First, regarding the bipolar view, the logic behind it is clear. It is true that many currency and banking crises in the 1990s were related to massive capital inflows and outflows. However, in particular in East Asia, many economies do not allow a free float even after the Asian crisis. A clean float without capital controls might be too costly for these economies, perhaps reflecting the lack of deep and liquid financial markets, which makes the economies vulnerable to speculative attacks. Moreover, so far only a few large economies have successfully committed themselves to hard pegs except for the euro-area economies.46 Second, the experience of the EMS and the recent history of the currency board in Argentina show that even a strong fixed exchange rate regime may be subject to pressure from financial markets.

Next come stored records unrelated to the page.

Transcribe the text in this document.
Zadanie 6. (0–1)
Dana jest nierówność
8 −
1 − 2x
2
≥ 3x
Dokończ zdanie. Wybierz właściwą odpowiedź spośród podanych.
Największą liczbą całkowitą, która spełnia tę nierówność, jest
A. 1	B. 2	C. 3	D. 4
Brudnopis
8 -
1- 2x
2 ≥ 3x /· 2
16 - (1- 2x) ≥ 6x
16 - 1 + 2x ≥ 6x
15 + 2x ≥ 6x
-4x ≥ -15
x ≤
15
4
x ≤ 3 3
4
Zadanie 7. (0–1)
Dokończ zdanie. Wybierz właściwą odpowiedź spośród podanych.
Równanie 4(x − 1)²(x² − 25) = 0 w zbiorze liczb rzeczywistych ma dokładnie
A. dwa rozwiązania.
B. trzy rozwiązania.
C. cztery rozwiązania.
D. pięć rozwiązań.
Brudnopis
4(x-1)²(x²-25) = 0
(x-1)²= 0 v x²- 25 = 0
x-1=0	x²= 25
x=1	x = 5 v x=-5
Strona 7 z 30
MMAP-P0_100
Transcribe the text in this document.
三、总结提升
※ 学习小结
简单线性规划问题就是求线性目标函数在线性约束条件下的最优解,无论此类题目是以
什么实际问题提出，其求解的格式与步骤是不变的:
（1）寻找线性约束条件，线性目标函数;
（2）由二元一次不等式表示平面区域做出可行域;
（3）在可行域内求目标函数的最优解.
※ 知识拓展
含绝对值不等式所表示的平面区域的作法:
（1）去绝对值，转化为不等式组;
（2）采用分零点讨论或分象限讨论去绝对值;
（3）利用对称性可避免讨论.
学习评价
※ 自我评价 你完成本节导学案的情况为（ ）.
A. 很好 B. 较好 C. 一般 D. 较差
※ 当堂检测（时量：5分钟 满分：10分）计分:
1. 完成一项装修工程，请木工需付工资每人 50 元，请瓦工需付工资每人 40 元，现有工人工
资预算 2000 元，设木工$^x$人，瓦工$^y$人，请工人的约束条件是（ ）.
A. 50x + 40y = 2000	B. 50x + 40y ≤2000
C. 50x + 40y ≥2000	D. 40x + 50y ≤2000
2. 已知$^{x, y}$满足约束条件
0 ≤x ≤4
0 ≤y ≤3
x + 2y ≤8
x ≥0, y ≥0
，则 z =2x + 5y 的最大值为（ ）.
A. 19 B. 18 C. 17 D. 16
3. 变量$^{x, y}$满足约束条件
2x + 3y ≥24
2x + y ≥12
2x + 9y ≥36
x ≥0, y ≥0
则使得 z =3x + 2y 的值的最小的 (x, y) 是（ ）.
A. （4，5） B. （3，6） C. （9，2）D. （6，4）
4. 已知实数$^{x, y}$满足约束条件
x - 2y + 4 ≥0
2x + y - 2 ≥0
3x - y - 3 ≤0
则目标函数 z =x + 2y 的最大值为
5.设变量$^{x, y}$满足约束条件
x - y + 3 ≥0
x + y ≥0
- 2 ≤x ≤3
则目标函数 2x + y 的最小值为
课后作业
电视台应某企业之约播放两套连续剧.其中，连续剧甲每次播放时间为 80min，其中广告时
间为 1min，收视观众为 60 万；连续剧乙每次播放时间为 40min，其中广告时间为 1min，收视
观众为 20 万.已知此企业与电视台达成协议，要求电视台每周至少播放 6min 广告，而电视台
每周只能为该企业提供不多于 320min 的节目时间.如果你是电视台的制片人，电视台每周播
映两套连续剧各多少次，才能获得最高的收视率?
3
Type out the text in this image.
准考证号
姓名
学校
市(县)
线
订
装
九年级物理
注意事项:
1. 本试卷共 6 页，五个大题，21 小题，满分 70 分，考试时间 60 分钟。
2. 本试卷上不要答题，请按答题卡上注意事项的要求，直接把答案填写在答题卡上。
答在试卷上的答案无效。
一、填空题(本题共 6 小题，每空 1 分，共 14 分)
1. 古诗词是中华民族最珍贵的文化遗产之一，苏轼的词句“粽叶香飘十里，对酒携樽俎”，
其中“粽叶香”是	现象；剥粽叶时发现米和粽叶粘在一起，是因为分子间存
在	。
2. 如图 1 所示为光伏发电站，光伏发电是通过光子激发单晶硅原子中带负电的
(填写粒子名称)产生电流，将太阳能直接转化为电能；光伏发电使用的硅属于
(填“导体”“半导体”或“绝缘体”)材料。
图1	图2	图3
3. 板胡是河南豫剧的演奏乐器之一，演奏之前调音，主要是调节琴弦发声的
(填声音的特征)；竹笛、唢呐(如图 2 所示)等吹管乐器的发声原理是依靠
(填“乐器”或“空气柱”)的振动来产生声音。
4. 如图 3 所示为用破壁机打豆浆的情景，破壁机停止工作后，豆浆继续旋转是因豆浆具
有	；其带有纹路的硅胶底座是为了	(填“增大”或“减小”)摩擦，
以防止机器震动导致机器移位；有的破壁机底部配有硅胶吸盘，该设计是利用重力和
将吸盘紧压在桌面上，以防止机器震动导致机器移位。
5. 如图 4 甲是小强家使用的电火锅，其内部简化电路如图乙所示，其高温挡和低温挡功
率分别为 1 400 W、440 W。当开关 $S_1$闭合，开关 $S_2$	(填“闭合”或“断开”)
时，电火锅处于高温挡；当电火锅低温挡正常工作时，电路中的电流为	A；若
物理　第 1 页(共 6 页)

Such pressure may stem from rapid capital inflows and outflows that induce dynamic inconsistency on the part of policymakers in defending the peg in the case of the EMS, or to political and institutional factors that do not support an exchange rate peg. The experience of Argentina suggests that even a currency board cannot work if the economy does not follow a prudent fiscal policy.

In addition, policymakers should address structural issues, such as inflexible labor markets, which make adjustment under hard pegs too costly, or dependence on dollar borrowing, which might make policymakers reluctant to revise apparently overvalued parity. These risks could undermine the achievement of price stability either through a political or currency crisis.

Third, the currency crises in the 1990s suggest that economists should prepare analytical tools that go beyond the Mundell-Fleming model, in terms of analysis of financial market imperfections, and general treatment of asset prices. A currency crisis model may in the future be part of an asset pricing model. Indeed, Figure 2 does not look like the traditional model of a currency crisis that focuses on the balance of payments. Krugman (2001) argues, “A fourth-generation crisis model may not be a currency crisis model at all; it may be a more general financial crisis model in which other asset prices play the starring role.” Fourth, the criticism made by Frankel and Rose (1998) and the European experience suggest that the static version of optimum currency area criteria should be evaluated carefully to make inferences regarding the pros and cons of a common currency.

46. One may argue that the relevant question for these economies is “how to float.” In this context, temporary capital controls to discourage excessive short-term capital inflows while posing little barrier to capital outflows, which were employed in Latin American economies such as Chile, Brazil, and Colombia in the 1990s, may be worth mentioning. However, Ariyoshi et al. (2000) conclude that capital controls cannot substitute for sound macroeconomic policies. Edwards (2001b) concludes that Chile’s experience was successful in changing the maturity profile of capital inflow, and of the country’s debt. However, the effect would be short term and not very important quantitatively. Reinhart and Smith (2001) calibrate the potential effectiveness and welfare implication of temporary capital inflow controls. They find that reducing foreign debt by 5 percent of GDP requires 88.9 percent of an inflow tax under their reasonable parametric setup. They also find that the economic benefit of taxing capital inflows is quite small.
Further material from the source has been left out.